The Company's regional exploration programs have successfully identified additional areas within the caldera exhibiting potential for containing additional uranium, gold, silver, lithium and possibly molybdenum mineralization. Regional exploration has identified several large geochemical and geophysical anomalies in areas peripheral to previously identified zones of drill defined uranium mineralization. These anomalies are in areas with similar geology to other known uranium deposits within the McDermitt Caldera.
The Company believes that the geologic setting of the McDermitt Caldera is similar to that of the Streltsovka Caldera in Transbaikalia, Russia which hosts reported uranium resources of greater than 600 million pounds U3O8 distributed in 20 deposits. Although the geologic ages of the calderas differ, the internal rock types, complex structural components, the geologic environment, and nearly identical geographical dimensions are analogous.

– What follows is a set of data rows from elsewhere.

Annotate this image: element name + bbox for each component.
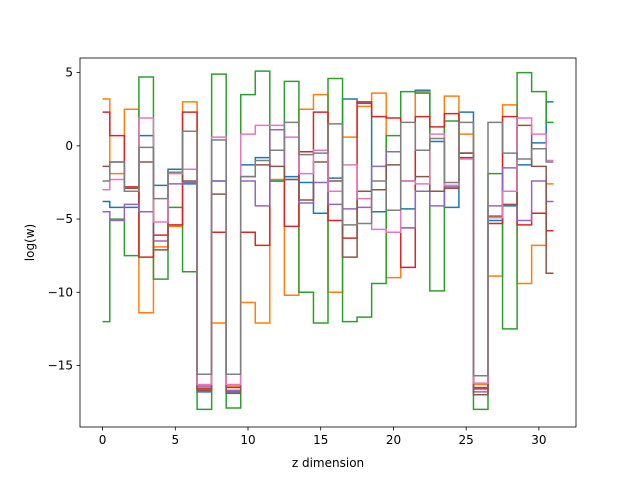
x-tick-label: 10: [240, 433, 255, 447]
y-tick-label: −15: [48, 359, 73, 373]
series-line-8: [102, 121, 554, 377]
y-axis-label: log(w): [23, 224, 37, 261]
x-tick-label: 25: [459, 433, 474, 447]
x-axis: 0 5 10 15 20 25 30: [99, 427, 547, 447]
series-layer: [102, 70, 554, 411]
y-tick-label: 0: [65, 139, 73, 153]
x-tick-label: 5: [171, 433, 179, 447]
series-line-7: [102, 117, 554, 386]
x-axis-label: z dimension: [292, 456, 364, 470]
x-tick-label: 30: [531, 433, 546, 447]
y-tick-label: 5: [65, 66, 73, 80]
series-line-5: [102, 129, 554, 393]
y-axis: −15 −10 −5 0 5: [48, 66, 80, 373]
axes-frame: [79, 57, 577, 428]
y-tick-label: −5: [55, 212, 73, 226]
x-tick-label: 15: [313, 433, 328, 447]
y-tick-label: −10: [48, 285, 73, 299]
x-tick-label: 0: [99, 433, 107, 447]
x-tick-label: 20: [386, 433, 401, 447]
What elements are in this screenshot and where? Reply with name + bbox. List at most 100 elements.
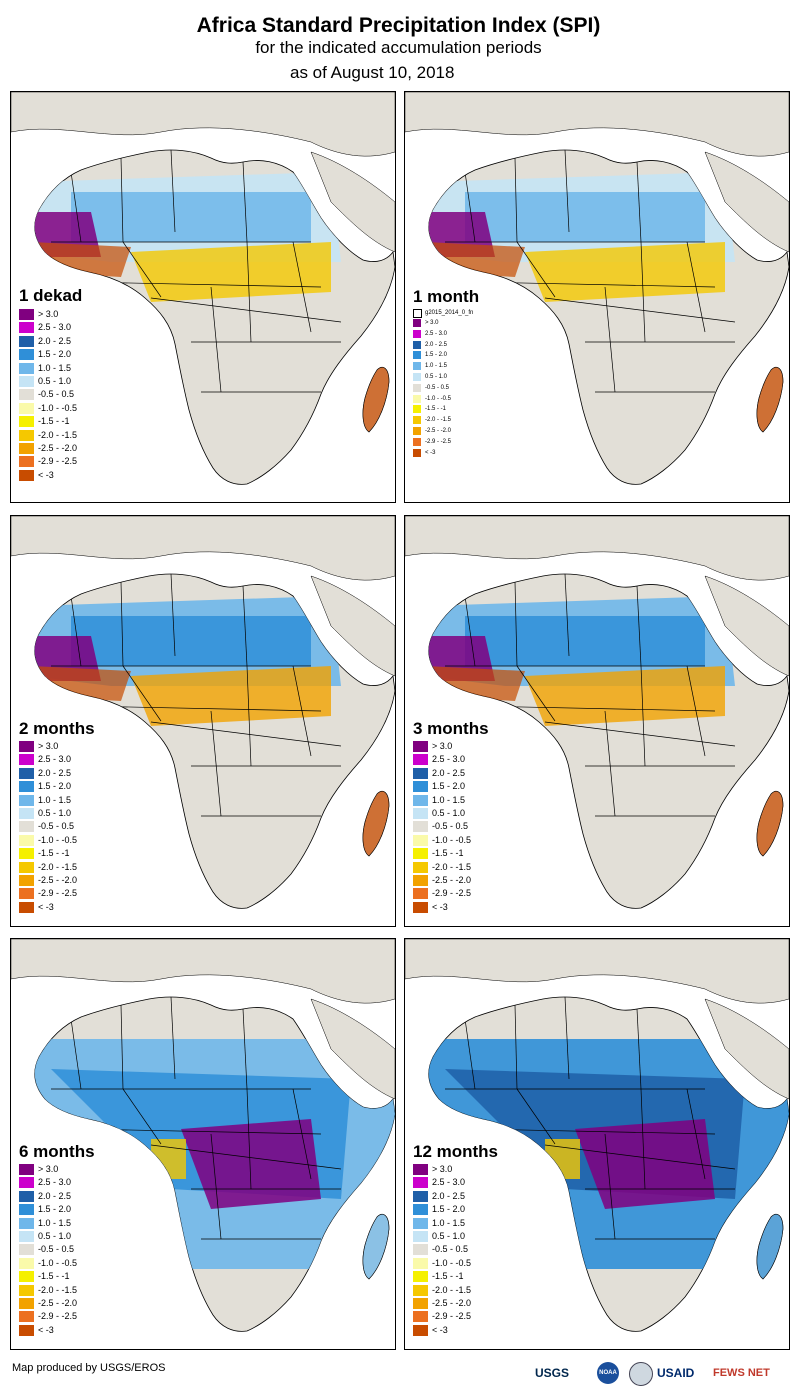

Geologic work to date has identified a large area of approximately 16 kilometers in strike length and 3 kilometers in width covering prospective regional targets from south to north referred to as JJ, Horse Canyon, Bull Basin, Old Man Springs, and Albisu. Several of these targets have been tested in previous drilling programs and may warrant additional testing. The data gathered during these programs is used in guiding future exploration activities.
Albisu is an area that exhibits paleo-hot springs style surface alteration and lies at the northern end of the dominant north-south structural trend that seems to focus much of the uranium or gold mineralization along the western edge and side of the caldera.
The drilling at Albisu intercepted geochemically anomalous and intensely altered volcanic rocks in every drill hole. Low grade, wide intercepts of gold with scattered narrower zones of higher grade was encountered in many of the holes. The gold occurs in hydrothermally altered brecciated volcanic rocks that exhibit strong argillization, silicification and sulphide veining characteristic of high level epithermal systems. The large halo of widespread and continuous lower grade gold along with geochemically elevated intervals of silver, arsenic, cobalt, mercury and molybdenum within hydrothermally altered and brecciated volcanic rocks indicates this has been an active and dynamic system. Due to the amount of widespread alteration and geochemically elevated levels of gold and various pathfinder elements the Company believes that this area deserves further evaluation. As such, it has joint ventured Albisu to Kenai Resource Ltd. (TSX.V: KAI) to continue exploring.
In summary, there is a dominant north-south corridor of mineralization and alteration that strikes 24 kilometres along the western rim of the McDermitt Caldera. The southern part of the trend is defined by the known zones of uranium mineralization. The north end as defined as Albisu appears to be a gold enriched portion of the system. Along this entire trend scattered old prospect pits and random historic drill holes tend to have elevated geochemical signatures of metals that may occur proximal to large mineral systems. Many of the holes are geochemically elevated significantly above background concentrations in arsenic, mercury, and silver along with scattered zones of elevated gold and molybdenum. All of these elements when examined on a regional scale suggest that an extremely large, active, multi-element, metalliferrous system has been active in the caldera.